Dewa Ular Bersayap terbang liar di langit, raungan panjang menggema, tubuh raksasanya menembus awan gelap di atas!
Kilat menyambar, sisik dan bulu hijau gelap di tubuhnya memancarkan cahaya petir, berderak keras, raungan menggema, petir surut dan lenyap di balik awan gelap.
Kedua sayap mengepak, awan gelap bergulung dan tersapu, langit kembali terang.
Cahaya matahari yang lama dinanti menyinari tubuh Dewa Ular Bersayap, memancarkan kilau terang yang memukau, seluruh tubuhnya dipenuhi aura sakral, menjelajah langit dan bumi.

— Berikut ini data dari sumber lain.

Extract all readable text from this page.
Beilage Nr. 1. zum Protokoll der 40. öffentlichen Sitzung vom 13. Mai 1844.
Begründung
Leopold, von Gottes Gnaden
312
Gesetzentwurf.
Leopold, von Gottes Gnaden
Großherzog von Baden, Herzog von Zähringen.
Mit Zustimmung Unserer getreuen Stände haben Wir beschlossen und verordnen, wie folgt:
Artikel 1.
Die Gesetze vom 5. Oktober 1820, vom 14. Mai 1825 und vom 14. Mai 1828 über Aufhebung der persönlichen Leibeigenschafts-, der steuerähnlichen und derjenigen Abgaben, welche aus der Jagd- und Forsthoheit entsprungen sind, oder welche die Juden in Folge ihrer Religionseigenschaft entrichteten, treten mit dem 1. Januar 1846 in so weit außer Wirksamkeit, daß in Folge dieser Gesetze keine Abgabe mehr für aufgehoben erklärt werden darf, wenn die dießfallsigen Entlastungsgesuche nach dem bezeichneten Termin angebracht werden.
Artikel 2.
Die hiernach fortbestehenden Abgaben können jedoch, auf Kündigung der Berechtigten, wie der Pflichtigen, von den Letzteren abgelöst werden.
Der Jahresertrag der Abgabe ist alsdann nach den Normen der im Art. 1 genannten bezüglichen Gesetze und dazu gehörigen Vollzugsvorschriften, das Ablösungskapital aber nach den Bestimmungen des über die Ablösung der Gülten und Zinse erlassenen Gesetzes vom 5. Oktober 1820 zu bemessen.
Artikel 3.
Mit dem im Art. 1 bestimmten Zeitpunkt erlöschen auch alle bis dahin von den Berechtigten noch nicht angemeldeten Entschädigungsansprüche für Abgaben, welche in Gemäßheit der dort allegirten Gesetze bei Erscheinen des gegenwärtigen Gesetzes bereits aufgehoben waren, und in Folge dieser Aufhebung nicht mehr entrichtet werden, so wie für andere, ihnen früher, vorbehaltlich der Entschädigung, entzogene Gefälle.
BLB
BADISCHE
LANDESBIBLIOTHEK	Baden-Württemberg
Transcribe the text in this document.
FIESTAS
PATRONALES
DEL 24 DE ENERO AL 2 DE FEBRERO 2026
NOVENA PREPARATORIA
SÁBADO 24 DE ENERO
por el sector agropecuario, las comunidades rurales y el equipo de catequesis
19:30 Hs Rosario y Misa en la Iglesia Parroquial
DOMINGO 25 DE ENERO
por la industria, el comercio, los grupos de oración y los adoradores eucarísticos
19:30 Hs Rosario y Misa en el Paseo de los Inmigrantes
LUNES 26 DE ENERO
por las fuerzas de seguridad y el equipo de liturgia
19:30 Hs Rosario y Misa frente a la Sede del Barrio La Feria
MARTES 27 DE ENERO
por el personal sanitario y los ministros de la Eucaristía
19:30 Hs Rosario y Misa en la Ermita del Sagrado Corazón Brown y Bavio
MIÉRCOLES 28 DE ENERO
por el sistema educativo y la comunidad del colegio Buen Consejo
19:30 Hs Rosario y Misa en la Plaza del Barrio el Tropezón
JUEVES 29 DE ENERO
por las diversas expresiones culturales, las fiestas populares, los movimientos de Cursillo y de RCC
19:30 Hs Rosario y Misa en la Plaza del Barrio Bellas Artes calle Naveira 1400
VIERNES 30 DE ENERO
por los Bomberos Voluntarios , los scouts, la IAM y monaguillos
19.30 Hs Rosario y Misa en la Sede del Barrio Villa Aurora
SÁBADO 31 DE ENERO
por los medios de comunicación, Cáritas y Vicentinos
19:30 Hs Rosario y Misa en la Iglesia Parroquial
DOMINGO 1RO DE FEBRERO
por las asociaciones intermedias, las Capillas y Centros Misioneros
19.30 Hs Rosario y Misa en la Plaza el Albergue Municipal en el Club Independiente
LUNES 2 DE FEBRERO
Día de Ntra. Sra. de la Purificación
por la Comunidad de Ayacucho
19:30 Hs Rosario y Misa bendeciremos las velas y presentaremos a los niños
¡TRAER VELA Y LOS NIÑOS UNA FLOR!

Di alun-alun, seluruh bayangan suku Maya bangkit, menatap tubuh sakral di langit, berseru dengan penuh semangat.
Piramida-piramida di kota kuno memancarkan cahaya terang, berpadu dengan kehadiran Dewa Ular Bersayap di langit.
"Roaaar!"
Sebuah raungan panjang, Dewa Ular Bersayap yang berkelana di dunia bayangan tiba-tiba berbalik, kedua sayap mengepak hebat, tubuh raksasa itu melesat ke langit!
Langit bergemuruh, angin topan menderu, bulu sayapnya memancarkan suara tajam di tengah angin, mata Dewa Ular Bersayap bersinar liar, melesat ke langit tertinggi dunia bayangan!
"Roaaar!"
Di dunia nyata, terdengar raungan panjang yang mengamuk!